(Poster Award - 2nd Place) Layer-Number Engineered Momentum-Indirect Interlayer Excitons with Large Spectral Tunability

Abstract

The diversity of two-dimensional (2D) materials provides van der Waals heterostructures with abundant degrees of freedom and makes the family a promising candidate to realize novel optoelectronic devices and an attractive platform for exploring physical phenomena. Interlayer excitons in type-II van der Waals heterostructures are equipped with an oriented permanent dipole moment and long lifetime and thus would allow promising applications in excitonic and optoelectronic devices. However, in the widely studied van der Waals heterostructures constructed by transition metal dichalcogenides, the formation of interlayer excitons is limited by the lattice mismatch, rotational and translational alignment between the constituent layers, increasing the complexity of the device fabrication. Here, I will report on the robust momentum-indirect interlayer exciton emission with widely tunable emission energy via layer engineering in transition metal dichalcogenide/2D perovskite heterostructures.

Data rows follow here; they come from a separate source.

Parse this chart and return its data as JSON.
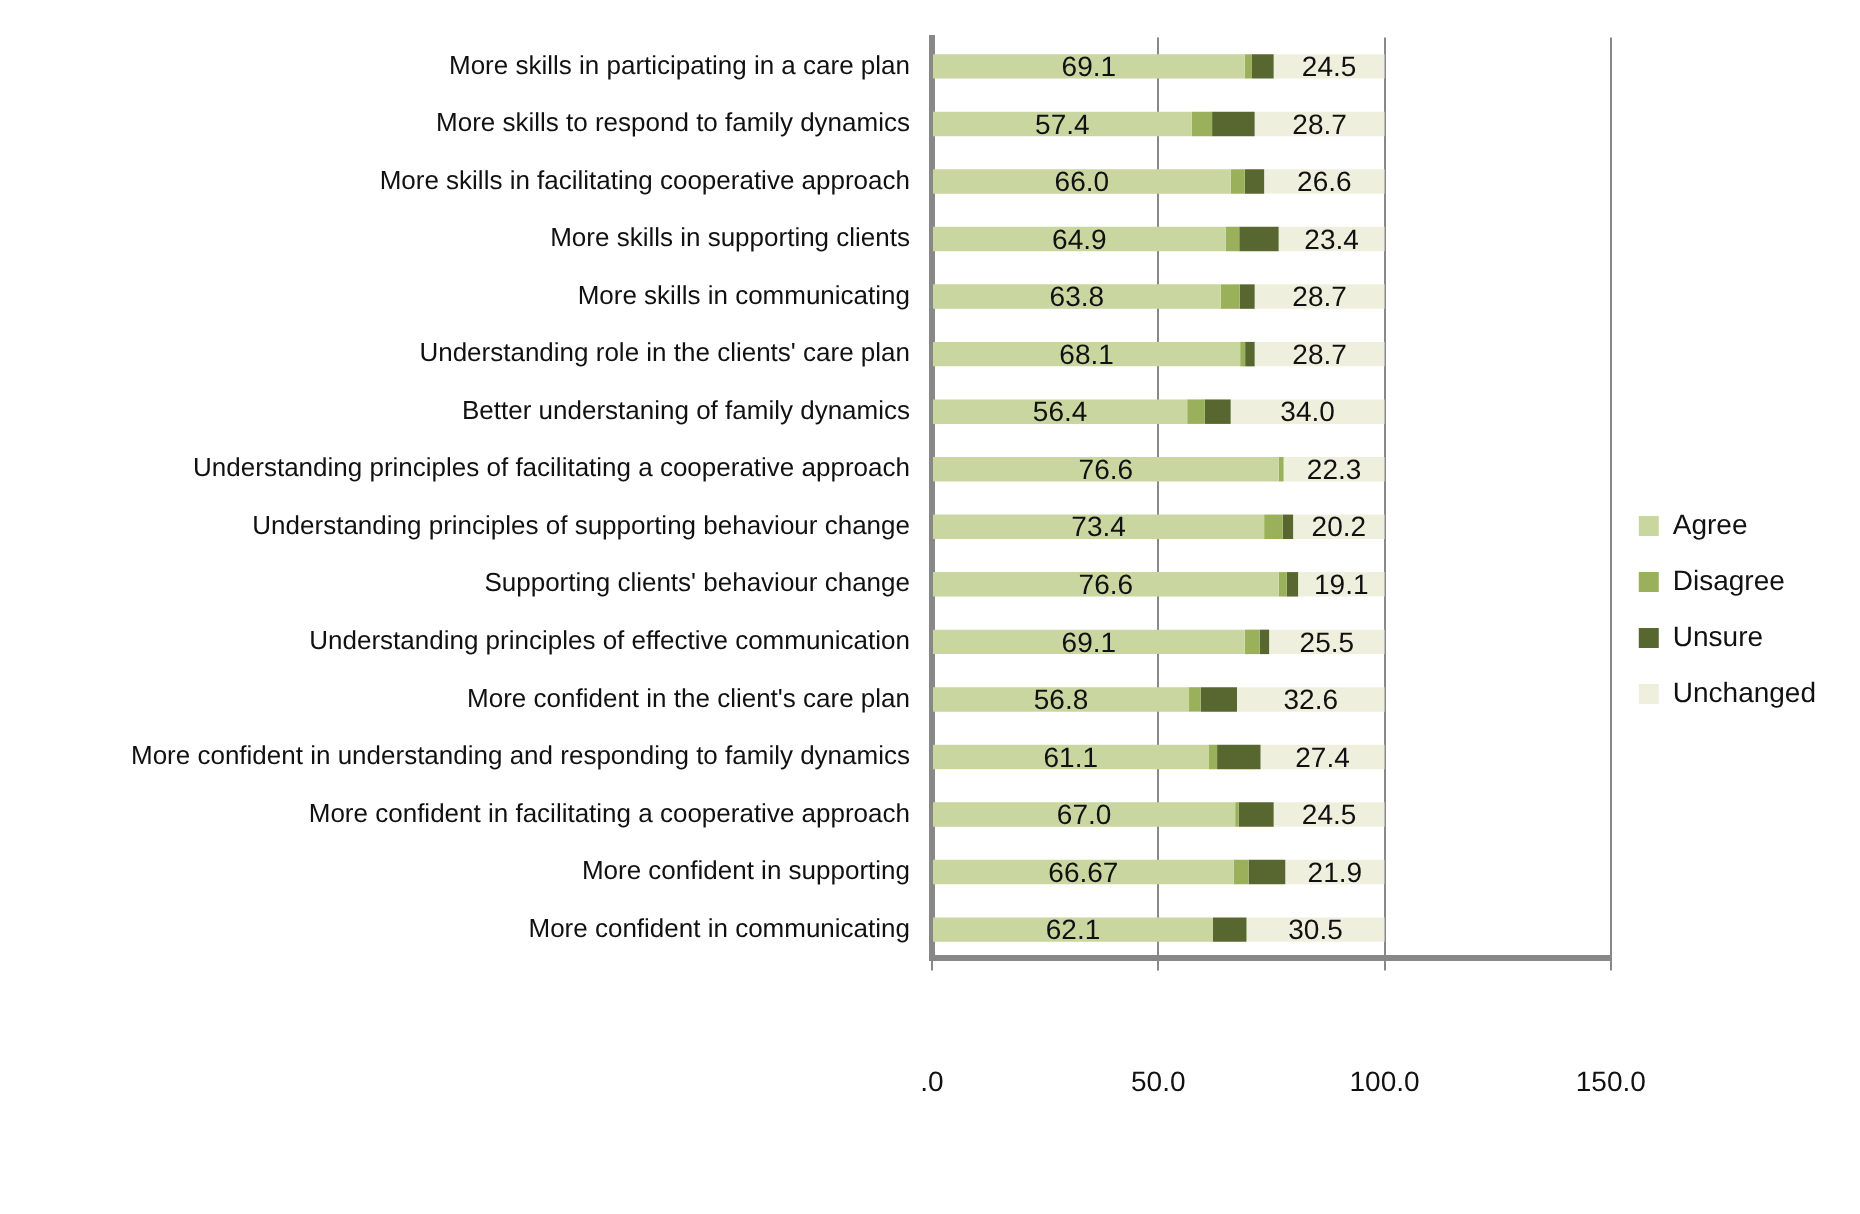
{
  "chart_data": {
    "type": "bar",
    "orientation": "horizontal",
    "stacked": true,
    "categories": [
      "More skills in participating in a care plan",
      "More skills to respond to family dynamics",
      "More skills in facilitating cooperative approach",
      "More skills in supporting clients",
      "More skills in communicating",
      "Understanding role in the clients' care plan",
      "Better understaning of family dynamics",
      "Understanding principles of facilitating a cooperative approach",
      "Understanding principles of supporting behaviour change",
      "Supporting clients' behaviour change",
      "Understanding principles of effective communication",
      "More confident in the client's care plan",
      "More confident in understanding and responding to family dynamics",
      "More confident in facilitating a cooperative approach",
      "More confident in supporting",
      "More confident in communicating"
    ],
    "series": [
      {
        "name": "Agree",
        "color": "#c9d6a0",
        "values": [
          69.1,
          57.4,
          66.0,
          64.9,
          63.8,
          68.1,
          56.4,
          76.6,
          73.4,
          76.6,
          69.1,
          56.8,
          61.1,
          67.0,
          66.67,
          62.1
        ],
        "value_labels": [
          "69.1",
          "57.4",
          "66.0",
          "64.9",
          "63.8",
          "68.1",
          "56.4",
          "76.6",
          "73.4",
          "76.6",
          "69.1",
          "56.8",
          "61.1",
          "67.0",
          "66.67",
          "62.1"
        ]
      },
      {
        "name": "Disagree",
        "color": "#9bb05b",
        "values": [
          1.6,
          4.5,
          3.1,
          3.0,
          4.2,
          1.1,
          3.9,
          1.1,
          4.1,
          1.8,
          3.3,
          2.6,
          1.9,
          0.8,
          3.3,
          0
        ]
      },
      {
        "name": "Unsure",
        "color": "#58662f",
        "values": [
          4.8,
          9.4,
          4.3,
          8.7,
          3.3,
          2.1,
          5.7,
          0,
          2.3,
          2.5,
          2.1,
          8.0,
          9.6,
          7.7,
          8.1,
          7.4
        ]
      },
      {
        "name": "Unchanged",
        "color": "#eef0dd",
        "values": [
          24.5,
          28.7,
          26.6,
          23.4,
          28.7,
          28.7,
          34.0,
          22.3,
          20.2,
          19.1,
          25.5,
          32.6,
          27.4,
          24.5,
          21.9,
          30.5
        ],
        "value_labels": [
          "24.5",
          "28.7",
          "26.6",
          "23.4",
          "28.7",
          "28.7",
          "34.0",
          "22.3",
          "20.2",
          "19.1",
          "25.5",
          "32.6",
          "27.4",
          "24.5",
          "21.9",
          "30.5"
        ]
      }
    ],
    "xlim": [
      0,
      150
    ],
    "xticks": [
      {
        "value": 0,
        "label": ".0"
      },
      {
        "value": 50,
        "label": "50.0"
      },
      {
        "value": 100,
        "label": "100.0"
      },
      {
        "value": 150,
        "label": "150.0"
      }
    ],
    "grid": "x",
    "legend": "right"
  }
}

The transition metal dichalcogenides with different thicknesses and 2D perovskites with different layer numbers of the inorganic octahedral slabs are stacked to form type-II van der Waals heterostructures without considering special orientation arrangement and momentum mismatch. The presence of interlayer excitons is supported by the excitation-power- and temperature-dependent photoluminescence studies, photoluminescence excitation spectroscopy, time-resolved photoluminescence decay studies and electric field-dependent photoluminescence studies. Taking advantage of the thickness- or layer-number-dependence of the electronic band structure of the constituent materials, the emission energy of the interlayer excitons in our heterostructures can be tuned from 1.3 eV to 1.6 eV, providing strong evidence for the applications of van der Waals interface engineering to broad-spectrum optoelectronics. In addition, the diffusion coefficient of interlayer excitons in our heterostructures can be estimated to be ~10 cm2 s−1, which is at least one order of magnitude larger than that in the van der Waals heterostructures with Moiré superlattice, suggesting a non-localized nature that would be beneficial to the excitonic devices. Our study would offer new insights into the nature of interlayer excitons and provoke further research into their dynamics.